23rd September 2013 By: Henry Lazenby - Creamer Media Deputy Editor: North America

TORONTO (miningweekly.com) – Toronto-based gold miner Alacer Gold on Monday announced the sale of its Australian assets to local miner Metals X for A$40-million in cash.

TSX- and ASX-listed Alacer was on the hunt for a buyer for its Australian assets, and previously warned that it would place these mines on care and maintenance if one could not be secured.

Despite expecting its Australian assets, which included the Higginsville and South Kalgoorlie operations, to deliver a combined production of between 168 000 oz and 187 000 oz for the full 2013, Alacer believed that the projects were dragging down the performance of its high-value Turkish assets.

Under the terms of the agreement, Metals X paid Alacer a A$10-million deposit, which would be held in escrow pending completion of the sale, which is subject to and will occur within five business days following approval from the Australian Foreign Investment Review Board.

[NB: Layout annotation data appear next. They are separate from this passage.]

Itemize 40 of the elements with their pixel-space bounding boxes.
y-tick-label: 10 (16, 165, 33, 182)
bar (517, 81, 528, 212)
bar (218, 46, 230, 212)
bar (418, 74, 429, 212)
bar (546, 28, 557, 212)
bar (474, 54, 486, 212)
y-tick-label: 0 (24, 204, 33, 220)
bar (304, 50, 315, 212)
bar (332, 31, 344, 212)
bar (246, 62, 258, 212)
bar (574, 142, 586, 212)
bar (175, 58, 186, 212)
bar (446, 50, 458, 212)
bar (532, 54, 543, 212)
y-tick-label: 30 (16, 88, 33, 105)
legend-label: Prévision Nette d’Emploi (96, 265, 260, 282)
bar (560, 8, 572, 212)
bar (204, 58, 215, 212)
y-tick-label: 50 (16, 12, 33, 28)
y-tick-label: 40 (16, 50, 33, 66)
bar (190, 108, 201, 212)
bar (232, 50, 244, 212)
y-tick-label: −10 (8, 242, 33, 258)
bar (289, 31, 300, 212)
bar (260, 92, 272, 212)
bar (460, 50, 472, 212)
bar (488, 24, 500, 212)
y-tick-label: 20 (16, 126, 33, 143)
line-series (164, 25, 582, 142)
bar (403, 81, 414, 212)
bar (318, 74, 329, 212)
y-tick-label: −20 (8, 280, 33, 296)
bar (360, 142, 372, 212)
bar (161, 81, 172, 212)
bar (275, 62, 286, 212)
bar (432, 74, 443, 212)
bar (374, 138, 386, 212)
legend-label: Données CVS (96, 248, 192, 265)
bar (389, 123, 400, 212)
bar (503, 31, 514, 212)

Alacer would also retain the right to receive up to A$2-million of deferred cash payable from La Mancha Resources Australia for the acquisition of Alacer's 49% interest in Frog's Leg in April 2013, as well as receive any refund – estimated by Alacer to be up to A$21-million – that may result from an objection to a Western Australian stamp duty assessment paid in connection with the merger that resulted in the formation of Alacer in 2011.

The company added that it would retain ownership of certain long-lead items acquired in advance of the South Kalgoorlie expansion project, which have a book value of A$7-million; and Alacer would no longer recognise in its financial statements A$46-million of mine closure provisions in relation to its Australian subsidiary.

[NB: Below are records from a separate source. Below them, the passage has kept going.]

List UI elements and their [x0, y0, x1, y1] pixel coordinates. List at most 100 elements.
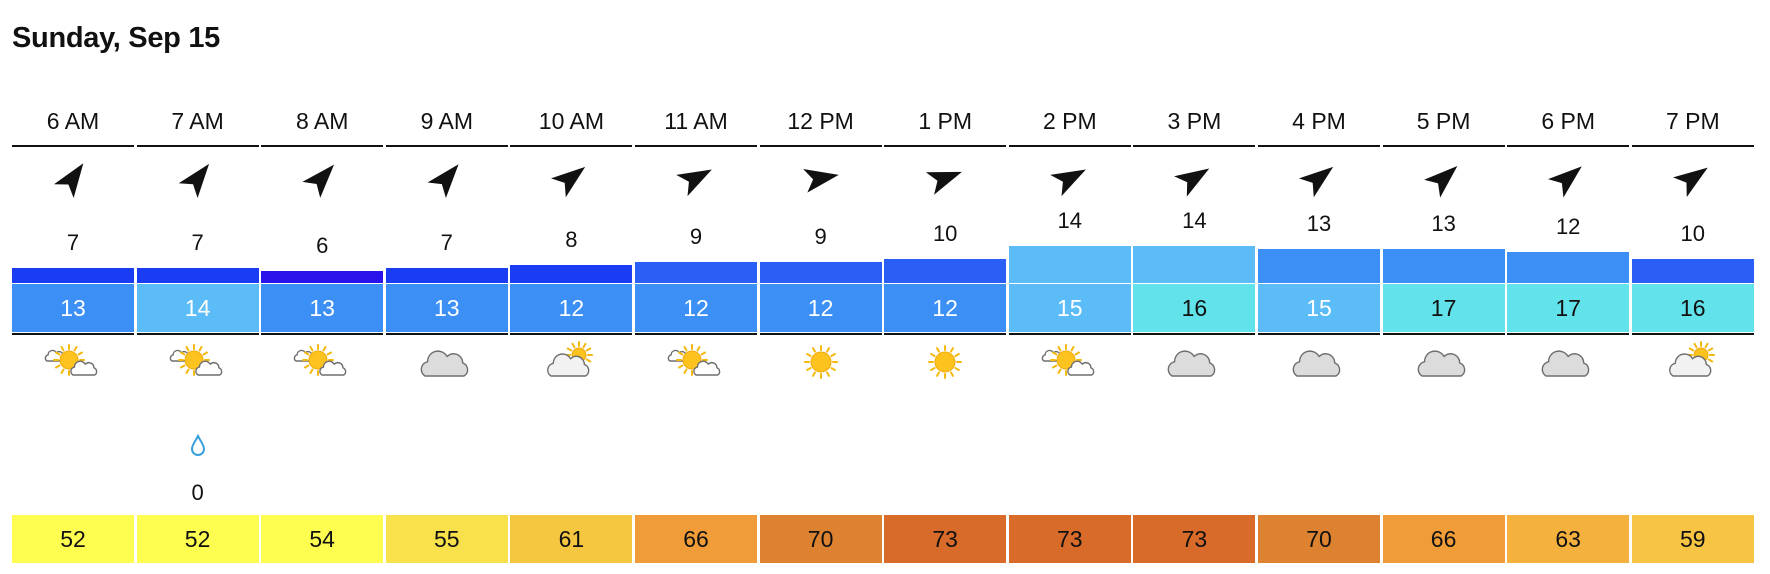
- hour-label: 1 PM: [918, 108, 973, 134]
- wind-direction-icon: [676, 158, 716, 198]
- wind-gust-cell: 14: [136, 284, 259, 332]
- wind-gust-cell: 17: [1382, 284, 1505, 332]
- hour-column: 5 PM 13 17 66: [1382, 100, 1505, 570]
- sun-icon: [915, 340, 975, 384]
- header-divider: [759, 145, 882, 147]
- wind-direction-icon: [1050, 158, 1090, 198]
- header-divider: [1008, 145, 1131, 147]
- hourly-forecast-grid: 6 AM 7 13 52 7 AM 7 14 0 52 8 AM 6 13 54 9 AM 7 13 55 10 …: [12, 100, 1756, 570]
- wind-speed-bar: [1631, 258, 1754, 283]
- hour-label: 4 PM: [1292, 108, 1346, 134]
- hour-column: 3 PM 14 16 73: [1133, 100, 1256, 570]
- sun-icon: [791, 340, 851, 384]
- wind-speed-bar: [1382, 249, 1505, 283]
- wind-gust-cell: 13: [261, 284, 384, 332]
- header-divider: [1507, 145, 1630, 147]
- hour-label: 3 PM: [1167, 108, 1222, 134]
- header-divider: [1258, 145, 1380, 147]
- wind-direction-icon: [178, 158, 218, 198]
- wind-speed-bar: [385, 267, 508, 283]
- wind-direction-icon: [302, 158, 342, 198]
- wind-gust-cell: 13: [12, 284, 134, 332]
- gust-divider: [510, 333, 633, 335]
- wind-direction-icon: [925, 158, 965, 198]
- header-divider: [385, 145, 508, 147]
- wind-speed-value: 7: [66, 229, 80, 255]
- gust-divider: [1382, 333, 1505, 335]
- mostly-cloudy-icon: [1663, 340, 1723, 384]
- wind-direction-icon: [427, 158, 467, 198]
- hour-column: 8 AM 6 13 54: [261, 100, 384, 570]
- header-divider: [12, 145, 134, 147]
- wind-speed-bar: [510, 264, 633, 283]
- hour-label: 6 PM: [1541, 108, 1596, 134]
- header-divider: [136, 145, 259, 147]
- wind-direction-icon: [551, 158, 591, 198]
- wind-speed-bar: [1008, 246, 1131, 283]
- gust-divider: [136, 333, 259, 335]
- wind-speed-value: 14: [1182, 208, 1207, 234]
- gust-divider: [261, 333, 384, 335]
- gust-divider: [635, 333, 757, 335]
- gust-divider: [1008, 333, 1131, 335]
- header-divider: [1382, 145, 1505, 147]
- header-divider: [884, 145, 1007, 147]
- precipitation-value: 0: [191, 480, 204, 505]
- temperature-cell: 66: [1382, 515, 1505, 563]
- wind-speed-value: 13: [1306, 211, 1332, 237]
- hour-label: 5 PM: [1416, 108, 1471, 134]
- temperature-cell: 52: [136, 515, 259, 563]
- gust-divider: [884, 333, 1007, 335]
- wind-speed-value: 6: [316, 233, 329, 258]
- partly-sunny-icon: [43, 340, 103, 384]
- header-divider: [1631, 145, 1754, 147]
- wind-gust-cell: 13: [385, 284, 508, 332]
- page-title: Sunday, Sep 15: [12, 22, 221, 54]
- header-divider: [261, 145, 384, 147]
- header-divider: [510, 145, 633, 147]
- temperature-cell: 55: [385, 515, 508, 563]
- partly-sunny-icon: [666, 340, 726, 384]
- temperature-cell: 52: [12, 515, 134, 563]
- wind-direction-icon: [1299, 158, 1339, 198]
- wind-speed-bar: [1507, 252, 1630, 283]
- gust-divider: [12, 333, 134, 335]
- cloud-icon: [417, 340, 477, 384]
- cloud-icon: [1538, 340, 1598, 384]
- temperature-cell: 63: [1507, 515, 1630, 563]
- gust-divider: [759, 333, 882, 335]
- hour-column: 6 AM 7 13 52: [12, 100, 134, 570]
- hour-label: 10 AM: [538, 108, 604, 134]
- hour-column: 10 AM 8 12 61: [510, 100, 633, 570]
- wind-direction-icon: [53, 158, 93, 198]
- temperature-cell: 70: [759, 515, 882, 563]
- header-divider: [1133, 145, 1256, 147]
- hour-column: 7 PM 10 16 59: [1631, 100, 1754, 570]
- hour-label: 7 PM: [1665, 108, 1720, 134]
- mostly-cloudy-icon: [541, 340, 601, 384]
- wind-speed-bar: [635, 261, 757, 283]
- cloud-icon: [1164, 340, 1224, 384]
- wind-gust-cell: 12: [759, 284, 882, 332]
- wind-speed-value: 12: [1555, 214, 1581, 240]
- hour-column: 2 PM 14 15 73: [1008, 100, 1131, 570]
- hour-label: 12 PM: [787, 108, 854, 134]
- wind-speed-bar: [12, 267, 134, 283]
- hour-column: 4 PM 13 15 70: [1258, 100, 1380, 570]
- hour-column: 7 AM 7 14 0 52: [136, 100, 259, 570]
- wind-direction-icon: [1548, 158, 1588, 198]
- hour-label: 6 AM: [46, 108, 100, 134]
- hour-column: 12 PM 9 12 70: [759, 100, 882, 570]
- wind-speed-value: 10: [932, 220, 958, 246]
- temperature-cell: 73: [884, 515, 1007, 563]
- wind-gust-cell: 16: [1133, 284, 1256, 332]
- wind-speed-value: 7: [191, 229, 204, 255]
- hour-column: 1 PM 10 12 73: [884, 100, 1007, 570]
- temperature-cell: 70: [1258, 515, 1380, 563]
- wind-speed-value: 13: [1431, 211, 1456, 237]
- wind-speed-bar: [759, 261, 882, 283]
- temperature-cell: 73: [1008, 515, 1131, 563]
- hour-column: 6 PM 12 17 63: [1507, 100, 1630, 570]
- wind-speed-bar: [261, 271, 384, 283]
- hour-label: 9 AM: [420, 108, 473, 134]
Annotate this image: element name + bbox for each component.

Until the transaction had been completed, Alacer would, however, continue to implement its cash maximisation strategy at Higginsville and South Kalgoorlie.

Metals X would take economic ownership of Alacer Australia from October 1, subject to completing the transaction, and would fund any additional working capital requirements or capital expenditures outside of the cash maximisation strategy plan.

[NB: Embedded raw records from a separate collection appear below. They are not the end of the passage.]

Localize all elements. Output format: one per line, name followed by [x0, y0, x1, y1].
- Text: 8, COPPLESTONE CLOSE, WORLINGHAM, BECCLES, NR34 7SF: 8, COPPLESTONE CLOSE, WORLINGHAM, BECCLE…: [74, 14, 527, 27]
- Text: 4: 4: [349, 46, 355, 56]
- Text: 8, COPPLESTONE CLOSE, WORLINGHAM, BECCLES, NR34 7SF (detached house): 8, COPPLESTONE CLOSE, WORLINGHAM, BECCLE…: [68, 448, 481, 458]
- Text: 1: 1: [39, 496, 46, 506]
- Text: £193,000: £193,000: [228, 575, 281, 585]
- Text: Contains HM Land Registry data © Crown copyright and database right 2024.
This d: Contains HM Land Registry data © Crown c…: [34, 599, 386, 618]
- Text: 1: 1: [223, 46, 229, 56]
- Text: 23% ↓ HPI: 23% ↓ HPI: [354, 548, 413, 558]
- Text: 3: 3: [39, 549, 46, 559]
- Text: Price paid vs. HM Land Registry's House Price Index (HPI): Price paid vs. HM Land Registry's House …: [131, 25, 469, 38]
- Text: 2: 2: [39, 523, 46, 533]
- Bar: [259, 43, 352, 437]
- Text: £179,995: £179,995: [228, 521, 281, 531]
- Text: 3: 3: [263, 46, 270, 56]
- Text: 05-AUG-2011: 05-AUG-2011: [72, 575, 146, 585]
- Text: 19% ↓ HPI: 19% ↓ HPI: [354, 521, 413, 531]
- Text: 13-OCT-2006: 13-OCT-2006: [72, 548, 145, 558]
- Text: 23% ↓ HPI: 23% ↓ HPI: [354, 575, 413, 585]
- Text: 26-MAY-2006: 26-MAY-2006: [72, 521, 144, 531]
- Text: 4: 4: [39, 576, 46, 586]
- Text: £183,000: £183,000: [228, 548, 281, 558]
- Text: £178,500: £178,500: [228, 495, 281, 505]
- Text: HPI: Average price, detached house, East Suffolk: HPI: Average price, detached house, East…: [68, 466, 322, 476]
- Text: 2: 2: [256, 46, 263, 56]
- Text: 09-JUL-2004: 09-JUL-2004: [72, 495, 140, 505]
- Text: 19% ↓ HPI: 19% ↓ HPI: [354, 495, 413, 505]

"We are pleased to have negotiated a sale to a Western Australian company that is familiar with our Australian assets. Strategically, the sale of our Australian assets demonstrates our commitment to focus on our Turkish operations,” Alacer CEO Rodney Antal said.

Meanwhile, Alacer announced in a separate statement that it expected gold output from its 80%-owned flagship Çöpler gold mine, in Turkey, to increase 15% to between 192 000 attributable ounces and 200 000 attributable ounces for 2013.

Antal said Çöpler continued to perform at a high level with record quarterly production of more than 68 000 oz in the second quarter.